The Macalope is completely unsure why we're supposed to listen to someone who puts two spaces after a period in this day and age. (Check it. He does.)

The iPhone, with its single annual update and super premium price ...

"Super premium"?

... has been run down from behind by a pack of rivals with segmented product ranges, 6 month product cycles and aggressive price points.

Being "run down from behind" is apparently the new "taking all the profit and jumping ahead of Android in U.S. market share."

Apple caused a paradigm shift and reaped a windfall, but now faces strategic challenges that will require changing the company DNA. [emphasis the author's]

Because there's so much wrong with Apple's DNA. (More on that "paradigm shift" in a second.)

However, the sea change is shifting the opportunity from devices to cloud-based services, exposing Apple's biggest weaknesses to its rivals' greatest strengths.

Cloud-based services are certainly a big component of what people are growing to expect from their devices and it's one that Apple has struggled with.

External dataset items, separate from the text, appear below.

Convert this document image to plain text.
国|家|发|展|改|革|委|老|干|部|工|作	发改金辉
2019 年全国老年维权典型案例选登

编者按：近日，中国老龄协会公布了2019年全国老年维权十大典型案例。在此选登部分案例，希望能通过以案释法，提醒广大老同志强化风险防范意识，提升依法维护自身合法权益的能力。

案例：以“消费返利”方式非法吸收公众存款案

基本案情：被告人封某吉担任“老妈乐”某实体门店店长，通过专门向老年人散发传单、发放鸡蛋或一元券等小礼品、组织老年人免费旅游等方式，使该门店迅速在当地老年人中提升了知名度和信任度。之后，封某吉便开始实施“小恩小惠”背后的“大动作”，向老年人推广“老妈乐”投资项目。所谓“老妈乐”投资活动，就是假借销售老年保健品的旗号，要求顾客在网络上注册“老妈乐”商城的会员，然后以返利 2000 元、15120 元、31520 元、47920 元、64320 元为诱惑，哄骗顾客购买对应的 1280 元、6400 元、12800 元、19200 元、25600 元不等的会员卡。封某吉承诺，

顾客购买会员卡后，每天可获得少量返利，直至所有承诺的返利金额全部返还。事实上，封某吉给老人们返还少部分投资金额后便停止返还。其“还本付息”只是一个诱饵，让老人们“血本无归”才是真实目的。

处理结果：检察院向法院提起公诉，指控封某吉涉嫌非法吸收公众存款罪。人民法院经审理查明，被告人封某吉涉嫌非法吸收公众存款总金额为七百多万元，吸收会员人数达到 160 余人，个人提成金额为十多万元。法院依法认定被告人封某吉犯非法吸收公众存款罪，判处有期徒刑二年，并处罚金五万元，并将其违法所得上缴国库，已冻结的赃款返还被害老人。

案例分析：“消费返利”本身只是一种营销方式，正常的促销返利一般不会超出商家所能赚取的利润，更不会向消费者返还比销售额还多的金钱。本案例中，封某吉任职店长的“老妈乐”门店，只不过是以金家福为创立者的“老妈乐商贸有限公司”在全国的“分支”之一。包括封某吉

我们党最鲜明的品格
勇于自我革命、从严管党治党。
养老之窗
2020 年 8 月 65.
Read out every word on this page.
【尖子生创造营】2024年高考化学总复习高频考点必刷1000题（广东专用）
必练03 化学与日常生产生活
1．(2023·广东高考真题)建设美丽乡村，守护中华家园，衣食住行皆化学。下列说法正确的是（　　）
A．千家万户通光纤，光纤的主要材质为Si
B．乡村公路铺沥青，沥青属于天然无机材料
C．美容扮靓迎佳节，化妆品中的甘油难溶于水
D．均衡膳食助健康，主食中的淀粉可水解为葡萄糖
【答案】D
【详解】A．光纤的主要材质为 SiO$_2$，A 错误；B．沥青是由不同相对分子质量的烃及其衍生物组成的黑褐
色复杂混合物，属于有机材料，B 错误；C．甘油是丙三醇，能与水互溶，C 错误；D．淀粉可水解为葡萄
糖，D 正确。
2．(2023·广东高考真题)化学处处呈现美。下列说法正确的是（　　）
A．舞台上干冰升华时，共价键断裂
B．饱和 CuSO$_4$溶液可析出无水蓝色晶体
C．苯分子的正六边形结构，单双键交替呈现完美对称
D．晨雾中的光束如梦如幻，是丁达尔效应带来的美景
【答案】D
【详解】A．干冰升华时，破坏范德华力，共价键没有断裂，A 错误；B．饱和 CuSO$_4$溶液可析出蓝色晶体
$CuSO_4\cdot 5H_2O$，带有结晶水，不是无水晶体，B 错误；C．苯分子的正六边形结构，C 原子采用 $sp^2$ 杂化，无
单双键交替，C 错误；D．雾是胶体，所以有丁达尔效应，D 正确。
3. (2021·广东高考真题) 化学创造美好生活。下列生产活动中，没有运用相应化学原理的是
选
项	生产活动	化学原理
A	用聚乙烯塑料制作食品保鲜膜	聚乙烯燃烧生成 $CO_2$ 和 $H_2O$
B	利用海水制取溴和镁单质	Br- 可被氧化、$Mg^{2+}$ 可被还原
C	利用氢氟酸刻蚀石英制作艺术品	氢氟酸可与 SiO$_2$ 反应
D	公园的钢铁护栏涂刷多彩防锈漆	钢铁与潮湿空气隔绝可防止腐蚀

But it's still a component. The Macalope wonders why no one wrings their hands and rends their garments over other companies' inability to make original devices with premium build quality and a good user experience, backed up by a robust ecosystem.

Obsessing over details, it seems, is a one-way street that runs only to Cupertino.

Winning will require substantial changes to the company's product strategy, institutional skills, physical infrastructure, and perhaps, culture.

No, it will not. Apple needs to get better at cloud services. That's about it. Another way to look at this is to say that the fact that it's not great at cloud services is almost antithetical to the rest of the company's culture. But, no, Apple's just a giant loser machine that needs to step up its game, apparently.

Today, Apple no longer has the unequivocal "best phone" ...

That is at best a matter of opinion. The Macalope has been hearing for years how the iPhone sucks. But we're totally sure this time for sure totally, right?